Ces postes d’assistants médicaux permettront de soulager les infirmières et infirmiers sur d’autres tâches, moins médicales, et plus administratives, qu’elles et ils ne devraient pas avoir à remplir. 

Les deux profils seront complémentaires. Il n’a jamais été question de se passer de l’expertise des infirmiers. De plus, depuis le mois de septembre, les infirmiers ont la possibilité de se former pour devenir infirmiers en pratiques avancées (IPA) ; une formation qui leur permet de gagner en compétences.

Enfin, les assistants médicaux seront exclusifs à la pratique regroupée, et prioritairement déployés dans les zones sous-denses, afin que la synergie avec tous les acteurs de santé, dont les infirmiers libéraux, participe à pallier le manque de médecins sur le territoire.

Si elle se félicite de l’ambition portée par ces réformes concernant le volet de la recomposition hospitalière, le Dr Rachel Bocher, présidente de l'Intersyndicat national des praticiens hospitaliers (INPH), s’interroge également sur leur financement...
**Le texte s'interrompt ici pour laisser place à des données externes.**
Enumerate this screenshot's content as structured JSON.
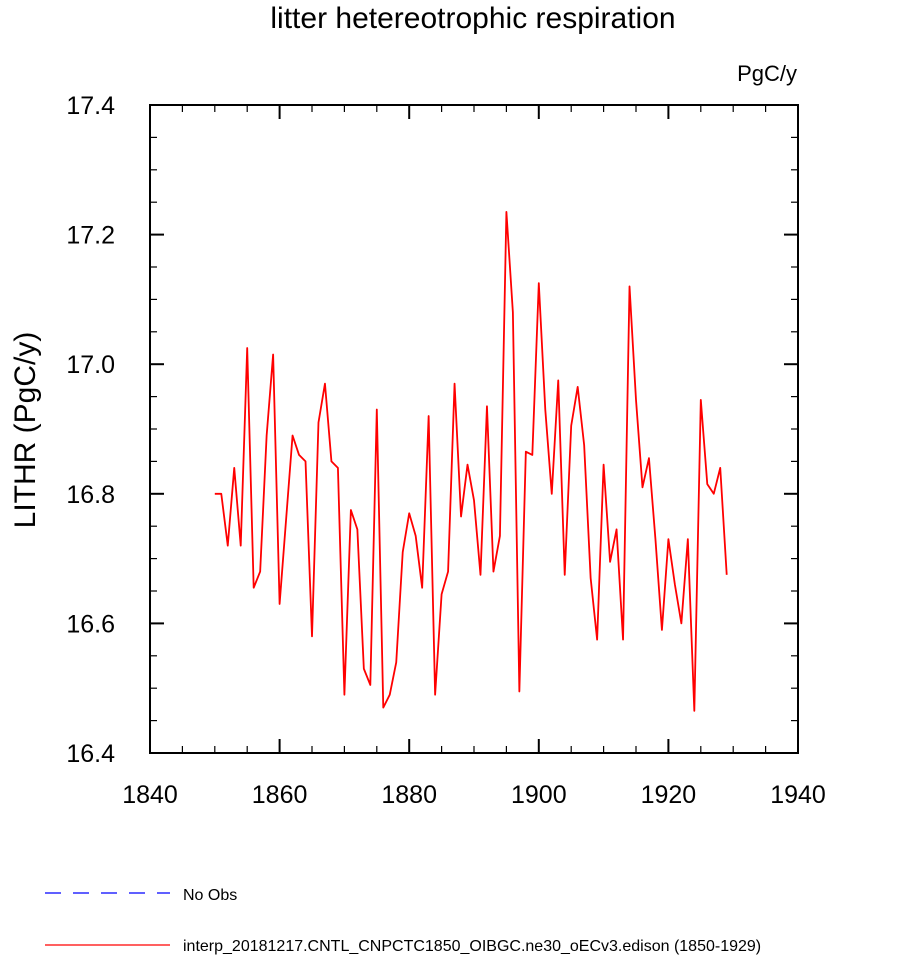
{
  "chart_data": {
    "type": "line",
    "title": "litter hetereotrophic respiration",
    "units": "PgC/y",
    "xlabel": "",
    "ylabel": "LITHR  (PgC/y)",
    "xlim": [
      1840,
      1940
    ],
    "ylim": [
      16.4,
      17.4
    ],
    "xticks": [
      1840,
      1860,
      1880,
      1900,
      1920,
      1940
    ],
    "yticks": [
      16.4,
      16.6,
      16.8,
      17.0,
      17.2,
      17.4
    ],
    "xtick_labels": [
      "1840",
      "1860",
      "1880",
      "1900",
      "1920",
      "1940"
    ],
    "ytick_labels": [
      "16.4",
      "16.6",
      "16.8",
      "17.0",
      "17.2",
      "17.4"
    ],
    "x_minor_step": 5,
    "y_minor_step": 0.05,
    "grid": false,
    "legend_position": "bottom-left",
    "series": [
      {
        "name": "interp_20181217.CNTL_CNPCTC1850_OIBGC.ne30_oECv3.edison (1850-1929)",
        "color": "#ff0000",
        "dash": "solid",
        "x": [
          1850,
          1851,
          1852,
          1853,
          1854,
          1855,
          1856,
          1857,
          1858,
          1859,
          1860,
          1861,
          1862,
          1863,
          1864,
          1865,
          1866,
          1867,
          1868,
          1869,
          1870,
          1871,
          1872,
          1873,
          1874,
          1875,
          1876,
          1877,
          1878,
          1879,
          1880,
          1881,
          1882,
          1883,
          1884,
          1885,
          1886,
          1887,
          1888,
          1889,
          1890,
          1891,
          1892,
          1893,
          1894,
          1895,
          1896,
          1897,
          1898,
          1899,
          1900,
          1901,
          1902,
          1903,
          1904,
          1905,
          1906,
          1907,
          1908,
          1909,
          1910,
          1911,
          1912,
          1913,
          1914,
          1915,
          1916,
          1917,
          1918,
          1919,
          1920,
          1921,
          1922,
          1923,
          1924,
          1925,
          1926,
          1927,
          1928,
          1929
        ],
        "values": [
          16.8,
          16.8,
          16.72,
          16.84,
          16.72,
          17.025,
          16.655,
          16.68,
          16.89,
          17.015,
          16.63,
          16.76,
          16.89,
          16.86,
          16.85,
          16.58,
          16.91,
          16.97,
          16.85,
          16.84,
          16.49,
          16.775,
          16.745,
          16.53,
          16.505,
          16.93,
          16.47,
          16.49,
          16.54,
          16.71,
          16.77,
          16.735,
          16.655,
          16.92,
          16.49,
          16.645,
          16.68,
          16.97,
          16.765,
          16.845,
          16.79,
          16.675,
          16.935,
          16.68,
          16.735,
          17.235,
          17.08,
          16.495,
          16.865,
          16.86,
          17.125,
          16.93,
          16.8,
          16.975,
          16.675,
          16.905,
          16.965,
          16.875,
          16.67,
          16.575,
          16.845,
          16.695,
          16.745,
          16.575,
          17.12,
          16.945,
          16.81,
          16.855,
          16.73,
          16.59,
          16.73,
          16.66,
          16.6,
          16.73,
          16.465,
          16.945,
          16.815,
          16.8,
          16.84,
          16.675
        ]
      },
      {
        "name": "No Obs",
        "color": "#0000ff",
        "dash": "dashed",
        "x": [],
        "values": []
      }
    ]
  }
}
Il faut, et nous l’avons fait, desserrer l’étau autour des financements. L’Objectif national de dépenses d’assurance maladie (Ondam) est au plus haut depuis le début du quinquennat, au-delà même de ce qui avait été annoncé lors que la campagne présidentielle. Le montant global dédié au financement des hôpitaux a augmenté. Notre système dispose par ailleurs de marges d’efficience dans ses dépenses, une meilleure organisation et une meilleure pertinence. Autant de chantiers sur lesquels la majorité s’est engagée avec Agnès Buzyn, ministre des Solidarités et de la Santé

Les opposants à ce plan ne manquent pas. Outre de s’interroger sur son financement, de dénoncer une logique purement comptable au détriment de la qualité des soins, comment concilier gestion des ressources, moyens et missions de soins ?
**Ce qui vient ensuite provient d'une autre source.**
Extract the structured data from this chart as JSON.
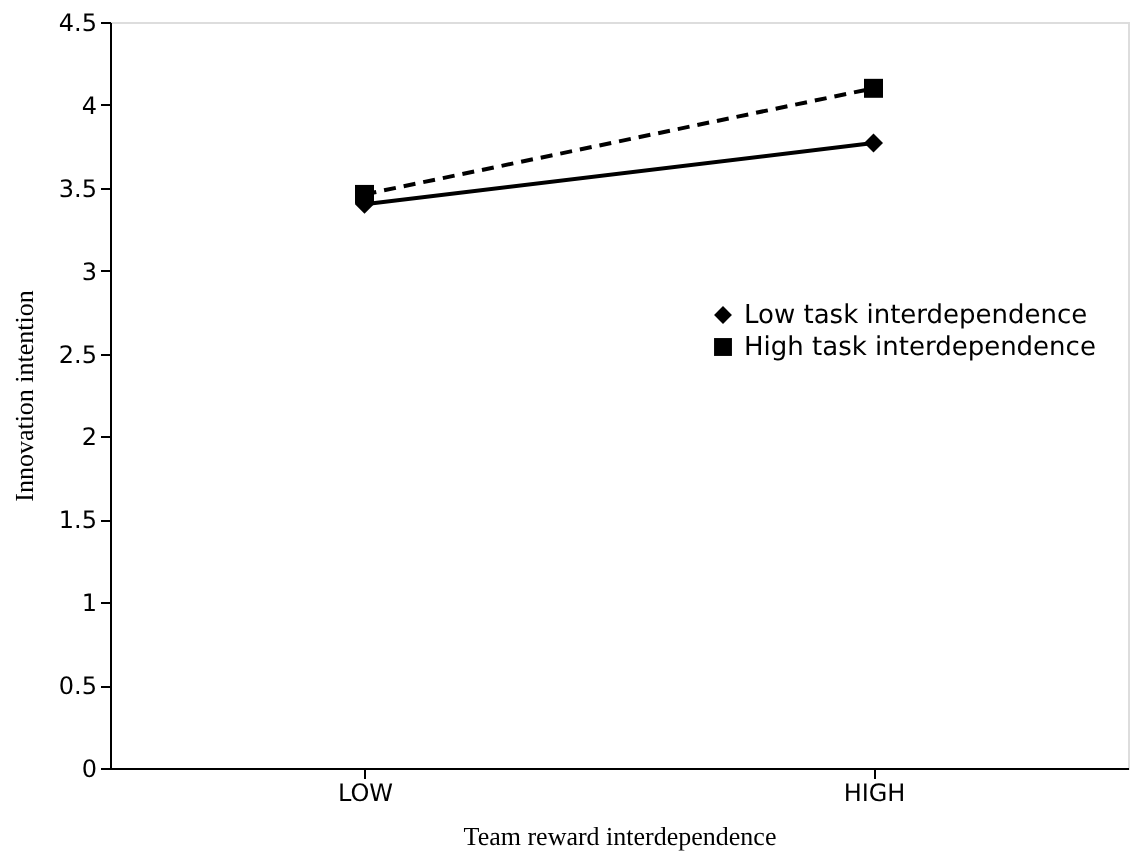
{
  "chart_data": {
    "type": "line",
    "xlabel": "Team reward interdependence",
    "ylabel": "Innovation intention",
    "categories": [
      "LOW",
      "HIGH"
    ],
    "series": [
      {
        "name": "Low task interdependence",
        "color": "#000000",
        "values": [
          3.4,
          3.77
        ],
        "marker": "diamond",
        "line_style": "solid"
      },
      {
        "name": "High task interdependence",
        "color": "#000000",
        "values": [
          3.46,
          4.1
        ],
        "marker": "square",
        "line_style": "dashed"
      }
    ],
    "ylim": [
      0,
      4.5
    ],
    "yticks": [
      0,
      0.5,
      1,
      1.5,
      2,
      2.5,
      3,
      3.5,
      4,
      4.5
    ],
    "grid": false,
    "legend": "right"
  }
}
Plusieurs systèmes de financement se sont succédés dans notre pays. De la dotation globale, où l’hôpital était financé par enveloppe fermée, nous sommes passés au financement à l’activité où l’hôpital était financé aux actes. Ce dernier a montré quelques écueils, comme l’inflation de l’activité hospitalière au détriment de sa qualité. Une mission sur la réforme du financement du système de soins a ainsi commencé au début du quinquennat, pilotée par Jean-Marc Aubert, directeur de la Direction de la recherche, des études, de l'évaluation et des statistiques (Drees), afin d’en dessiner les futurs contours.